On another note (low ones specifically), I do notice in my front corners, more forward than my side located subs (basically behind my mains), there is a severe lack of bass. I put my head down near the floor in the corner and notice almost no bass. Now, I don't normally listen to my music while lying _behind_ my main speakers with my head in the corner, but this got me thinking about bass traps up front. If I can't hear an increase in bass volume in a location along a wall or in a corner, does that correlate to perhaps not needing a bass trap in that location or its effectiveness if placed there? In other areas of my room along a wall or near the back corner, I can hear an increase in bass. I know this is common and thus why it's recommended to avoid seating along walls. So what about the front lack of bass and the need or no need for bass traps in those areas. I'll experiment with measurements and listening once I place some of these superchunks I'm about to cut, but wanted to get some theory regarding what I'm hearing versus standing waves and corner issues. Thanks.


----------



## eugovector (Sep 4, 2006)

Okay, I'm officially out of my depth here, so hopefully someone else will jump in, but in the meantime...

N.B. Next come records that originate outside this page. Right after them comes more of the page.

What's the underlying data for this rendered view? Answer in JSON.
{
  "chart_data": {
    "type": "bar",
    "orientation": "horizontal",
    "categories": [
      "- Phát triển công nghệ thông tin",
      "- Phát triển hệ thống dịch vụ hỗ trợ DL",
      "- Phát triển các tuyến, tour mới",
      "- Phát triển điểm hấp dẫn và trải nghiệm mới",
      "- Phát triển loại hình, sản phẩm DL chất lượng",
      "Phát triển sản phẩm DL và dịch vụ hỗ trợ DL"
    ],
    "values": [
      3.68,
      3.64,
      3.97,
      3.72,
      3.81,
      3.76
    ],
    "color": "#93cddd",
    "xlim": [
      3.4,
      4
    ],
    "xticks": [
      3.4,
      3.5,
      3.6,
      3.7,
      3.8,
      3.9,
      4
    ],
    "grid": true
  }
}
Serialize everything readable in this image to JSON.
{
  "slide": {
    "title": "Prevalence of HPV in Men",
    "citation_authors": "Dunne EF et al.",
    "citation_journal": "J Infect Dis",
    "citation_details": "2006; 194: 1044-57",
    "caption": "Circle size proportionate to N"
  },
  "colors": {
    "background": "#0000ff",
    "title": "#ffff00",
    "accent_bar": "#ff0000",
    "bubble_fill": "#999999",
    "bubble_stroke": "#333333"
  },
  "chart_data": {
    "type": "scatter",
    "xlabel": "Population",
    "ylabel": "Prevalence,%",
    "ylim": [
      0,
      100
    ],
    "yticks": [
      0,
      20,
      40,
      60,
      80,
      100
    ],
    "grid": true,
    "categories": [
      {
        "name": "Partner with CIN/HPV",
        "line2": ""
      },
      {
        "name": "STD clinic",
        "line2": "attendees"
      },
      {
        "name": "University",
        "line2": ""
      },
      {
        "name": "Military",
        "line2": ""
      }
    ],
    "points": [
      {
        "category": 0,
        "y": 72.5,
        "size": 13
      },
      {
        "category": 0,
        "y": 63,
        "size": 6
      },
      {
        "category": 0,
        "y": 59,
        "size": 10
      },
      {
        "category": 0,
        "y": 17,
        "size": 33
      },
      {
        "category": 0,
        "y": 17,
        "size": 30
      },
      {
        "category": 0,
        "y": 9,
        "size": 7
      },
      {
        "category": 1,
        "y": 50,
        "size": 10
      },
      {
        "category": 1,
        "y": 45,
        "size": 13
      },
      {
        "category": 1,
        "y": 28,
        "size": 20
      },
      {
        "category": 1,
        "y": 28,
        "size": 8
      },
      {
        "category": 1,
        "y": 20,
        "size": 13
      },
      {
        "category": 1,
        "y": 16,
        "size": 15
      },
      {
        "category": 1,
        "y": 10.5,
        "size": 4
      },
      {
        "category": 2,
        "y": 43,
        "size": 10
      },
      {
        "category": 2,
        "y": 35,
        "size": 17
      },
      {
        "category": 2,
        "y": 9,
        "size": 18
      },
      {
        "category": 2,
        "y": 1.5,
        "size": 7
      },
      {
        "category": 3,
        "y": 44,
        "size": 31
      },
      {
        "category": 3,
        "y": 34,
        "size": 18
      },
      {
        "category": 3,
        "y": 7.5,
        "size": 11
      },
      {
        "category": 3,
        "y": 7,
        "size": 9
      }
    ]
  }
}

Bass waves radiate fairly omni-directionally, so bass waves are definitely hitting that corner. If you're not hearing any bass, however, it's likely because the reflections are canceling each other out at that particular place (creating a null). However, those reflections at another place in the room, like your listening position, may end up reinforcing each other and creating a peak instead of a null (neither of which is desirable). So, you want to reduce reflections in that corner regardless.

Once again, just miy understanding, which could be wrong. Anyone else?


----------



## boarder1995 (Mar 28, 2008)

That makes sense, the waves would still be there as bass is omni-directional and corners, particularily tri-corners, are the most troublesome. Man, from y'all here to an abundant amount of info on the internet regarding studio setup, etc., I'm getting an education! I'll be treating with short superchunks initially all corners of the room. If those pass WAF muster, I'll perhaps expand those superckunks to go the full height in the rear corner that allows it. I'm not sure what to do with the coves, if anything at this point. Those are a great visual lighting focal point in the room my wife likes, so I'd perhaps be best to leave them alone.

Ok, another bass question, does the corner trap (trihedral corner) have to actually reach all the way into the corner? I see some trihedral corner traps that are fairly thick, but don't extend all the way into the corner. The same for linear two-wall corners - what's the rule of thumb here?


----------